Enhanced robotic tactile perception with spatiotemporal sensing and logical reasoning for robust object recognition

Abstract

Since tactile sensing provides rich and delicate sensations, touch-based object recognition has attracted public attention and has been extensively developed for robots. However, robotic grasping recognition in real-life scenarios is highly challenging due to the complexity of real-life objects in shapes, sizes, and other details, as well as the uncertainty of real grabs in orientations and locations. Here, we propose a novel robotic tactile sensing method, utilizing the spatiotemporal sensing of multimodal tactile sensors acquired during hand grasping to simultaneously perceive multi-attributes of the grasped object, including thermal conductivity, thermal diffusivity, surface roughness, contact pressure, and temperature. Multimodal perception of thermal attributes (thermal conductivity, diffusivity, and temperature) and mechanical attributes (roughness and contact pressure) greatly enhance the robotic ability to recognize objects.
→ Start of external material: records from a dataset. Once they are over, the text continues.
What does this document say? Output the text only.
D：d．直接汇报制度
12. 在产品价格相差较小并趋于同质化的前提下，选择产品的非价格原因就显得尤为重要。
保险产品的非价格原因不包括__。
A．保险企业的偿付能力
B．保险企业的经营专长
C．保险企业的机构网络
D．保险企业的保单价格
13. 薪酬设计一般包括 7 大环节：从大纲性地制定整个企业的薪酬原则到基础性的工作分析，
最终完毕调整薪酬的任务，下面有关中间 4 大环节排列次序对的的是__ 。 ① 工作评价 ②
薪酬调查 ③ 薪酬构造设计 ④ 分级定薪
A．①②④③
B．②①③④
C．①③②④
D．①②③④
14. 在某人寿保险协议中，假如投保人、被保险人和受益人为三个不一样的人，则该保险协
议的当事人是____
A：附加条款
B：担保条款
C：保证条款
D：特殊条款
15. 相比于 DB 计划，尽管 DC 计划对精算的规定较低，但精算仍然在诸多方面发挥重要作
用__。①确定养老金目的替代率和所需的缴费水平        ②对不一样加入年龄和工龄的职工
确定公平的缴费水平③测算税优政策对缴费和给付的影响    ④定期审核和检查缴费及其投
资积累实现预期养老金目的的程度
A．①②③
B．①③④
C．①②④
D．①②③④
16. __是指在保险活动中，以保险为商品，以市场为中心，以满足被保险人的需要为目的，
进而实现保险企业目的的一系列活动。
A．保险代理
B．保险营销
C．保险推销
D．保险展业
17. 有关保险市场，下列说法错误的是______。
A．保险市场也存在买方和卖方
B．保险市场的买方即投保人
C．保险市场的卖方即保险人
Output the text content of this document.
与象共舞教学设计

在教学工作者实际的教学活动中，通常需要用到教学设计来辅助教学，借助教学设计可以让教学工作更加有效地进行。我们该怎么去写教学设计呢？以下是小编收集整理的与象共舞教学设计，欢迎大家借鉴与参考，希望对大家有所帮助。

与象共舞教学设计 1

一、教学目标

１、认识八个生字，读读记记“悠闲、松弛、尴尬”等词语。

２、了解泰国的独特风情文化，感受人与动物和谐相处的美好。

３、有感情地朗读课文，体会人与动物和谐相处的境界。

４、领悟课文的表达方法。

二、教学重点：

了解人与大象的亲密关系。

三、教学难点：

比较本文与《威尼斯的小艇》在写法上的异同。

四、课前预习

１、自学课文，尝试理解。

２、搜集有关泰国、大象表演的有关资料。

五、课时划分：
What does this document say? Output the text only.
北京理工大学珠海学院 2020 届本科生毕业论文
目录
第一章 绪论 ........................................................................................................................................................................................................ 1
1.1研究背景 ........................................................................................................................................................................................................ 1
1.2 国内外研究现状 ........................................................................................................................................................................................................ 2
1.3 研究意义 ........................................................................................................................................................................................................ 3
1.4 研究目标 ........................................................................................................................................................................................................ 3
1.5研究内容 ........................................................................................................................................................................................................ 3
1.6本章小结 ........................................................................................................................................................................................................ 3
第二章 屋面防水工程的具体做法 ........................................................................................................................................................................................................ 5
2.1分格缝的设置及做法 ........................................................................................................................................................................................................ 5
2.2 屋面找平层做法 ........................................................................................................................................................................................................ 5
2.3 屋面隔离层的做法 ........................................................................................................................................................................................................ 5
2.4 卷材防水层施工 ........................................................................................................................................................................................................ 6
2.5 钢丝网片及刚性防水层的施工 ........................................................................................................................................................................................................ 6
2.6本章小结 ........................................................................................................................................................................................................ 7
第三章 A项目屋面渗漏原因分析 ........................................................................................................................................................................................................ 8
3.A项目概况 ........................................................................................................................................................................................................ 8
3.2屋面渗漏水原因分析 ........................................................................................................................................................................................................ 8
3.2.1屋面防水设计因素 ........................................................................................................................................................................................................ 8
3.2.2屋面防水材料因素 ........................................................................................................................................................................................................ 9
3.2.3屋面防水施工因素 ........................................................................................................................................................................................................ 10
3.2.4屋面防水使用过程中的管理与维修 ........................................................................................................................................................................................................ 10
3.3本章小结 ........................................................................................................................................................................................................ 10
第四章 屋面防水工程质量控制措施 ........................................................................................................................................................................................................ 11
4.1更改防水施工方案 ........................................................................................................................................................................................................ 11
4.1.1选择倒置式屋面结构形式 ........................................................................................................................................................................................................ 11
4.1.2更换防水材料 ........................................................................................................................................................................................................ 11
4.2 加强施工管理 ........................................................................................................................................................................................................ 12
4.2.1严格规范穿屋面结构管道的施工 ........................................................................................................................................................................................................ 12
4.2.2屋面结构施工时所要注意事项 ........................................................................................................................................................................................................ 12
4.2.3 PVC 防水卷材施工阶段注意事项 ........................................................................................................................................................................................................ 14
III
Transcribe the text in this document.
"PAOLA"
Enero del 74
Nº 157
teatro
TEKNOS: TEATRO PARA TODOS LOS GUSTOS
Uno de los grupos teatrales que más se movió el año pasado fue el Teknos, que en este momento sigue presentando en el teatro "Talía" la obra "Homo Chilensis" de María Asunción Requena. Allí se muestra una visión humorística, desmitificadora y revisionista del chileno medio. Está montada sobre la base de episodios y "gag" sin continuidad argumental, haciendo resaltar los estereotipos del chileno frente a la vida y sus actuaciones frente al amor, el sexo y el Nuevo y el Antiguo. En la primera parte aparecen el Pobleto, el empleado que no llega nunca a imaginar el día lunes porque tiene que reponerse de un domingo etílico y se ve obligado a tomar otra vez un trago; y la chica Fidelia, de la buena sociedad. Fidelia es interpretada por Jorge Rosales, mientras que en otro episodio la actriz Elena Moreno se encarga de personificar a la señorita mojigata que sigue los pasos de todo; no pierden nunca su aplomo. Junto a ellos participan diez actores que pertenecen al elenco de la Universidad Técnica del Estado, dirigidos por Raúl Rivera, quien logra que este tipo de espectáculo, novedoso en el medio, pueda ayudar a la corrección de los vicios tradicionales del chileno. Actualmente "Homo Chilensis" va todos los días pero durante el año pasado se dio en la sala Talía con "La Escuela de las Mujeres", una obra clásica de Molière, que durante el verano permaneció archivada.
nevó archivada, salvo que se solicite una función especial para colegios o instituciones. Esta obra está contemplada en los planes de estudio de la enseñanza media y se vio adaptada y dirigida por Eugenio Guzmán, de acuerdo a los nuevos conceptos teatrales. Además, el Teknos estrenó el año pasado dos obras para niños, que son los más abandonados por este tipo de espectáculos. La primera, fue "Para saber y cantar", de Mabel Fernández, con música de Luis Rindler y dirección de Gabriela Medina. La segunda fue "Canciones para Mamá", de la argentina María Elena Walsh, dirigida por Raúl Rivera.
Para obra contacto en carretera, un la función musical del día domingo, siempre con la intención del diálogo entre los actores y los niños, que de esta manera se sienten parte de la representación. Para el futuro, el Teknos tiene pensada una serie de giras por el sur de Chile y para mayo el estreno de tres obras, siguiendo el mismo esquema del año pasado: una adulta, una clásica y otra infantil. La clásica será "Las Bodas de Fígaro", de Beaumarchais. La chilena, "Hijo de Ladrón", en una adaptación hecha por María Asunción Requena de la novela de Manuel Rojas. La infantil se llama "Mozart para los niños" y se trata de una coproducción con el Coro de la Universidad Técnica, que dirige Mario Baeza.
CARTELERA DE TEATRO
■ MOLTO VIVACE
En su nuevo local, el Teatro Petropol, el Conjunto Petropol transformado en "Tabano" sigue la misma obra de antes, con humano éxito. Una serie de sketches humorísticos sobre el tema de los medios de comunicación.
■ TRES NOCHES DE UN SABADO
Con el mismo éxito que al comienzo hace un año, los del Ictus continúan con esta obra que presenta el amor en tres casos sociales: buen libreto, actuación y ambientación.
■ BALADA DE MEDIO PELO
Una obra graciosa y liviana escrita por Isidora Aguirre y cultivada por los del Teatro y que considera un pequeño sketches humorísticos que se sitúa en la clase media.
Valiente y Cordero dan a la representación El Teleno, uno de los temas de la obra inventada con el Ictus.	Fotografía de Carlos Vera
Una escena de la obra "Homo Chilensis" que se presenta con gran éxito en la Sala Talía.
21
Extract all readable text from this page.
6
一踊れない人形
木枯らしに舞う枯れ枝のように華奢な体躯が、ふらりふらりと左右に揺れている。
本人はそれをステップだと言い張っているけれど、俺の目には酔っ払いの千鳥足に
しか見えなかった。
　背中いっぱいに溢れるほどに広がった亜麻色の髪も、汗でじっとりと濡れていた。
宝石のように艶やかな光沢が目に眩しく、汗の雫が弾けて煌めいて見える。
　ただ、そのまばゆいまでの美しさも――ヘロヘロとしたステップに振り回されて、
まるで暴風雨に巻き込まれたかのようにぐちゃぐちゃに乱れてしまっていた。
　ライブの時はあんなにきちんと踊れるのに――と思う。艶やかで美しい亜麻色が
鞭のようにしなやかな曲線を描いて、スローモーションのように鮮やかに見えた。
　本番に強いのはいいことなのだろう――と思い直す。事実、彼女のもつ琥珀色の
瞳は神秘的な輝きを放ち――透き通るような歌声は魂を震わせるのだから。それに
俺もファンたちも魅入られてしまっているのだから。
To further overcome the complexity and uncertainty in real-life grasping recognition, inspired by human logical reasoning “from easy to hard” in solving puzzles, we propose a novel cascade classifier using multilayered long short-term memory neural networks to hierarchically identify objects according to their features. With the enhanced multimodal perception ability of tactile sensors and the novel cascade classifier, the robotic grasping recognition achieves a high recognition accuracy of 98.85% in discriminating diverse garbage objects, showing excellent generalizability. The proposed spatiotemporal tactile sensing with logical reasoning strategy overcomes the difficulty of robotic object recognition in complex real-life scenes and facilitates its practical applications in our daily lives.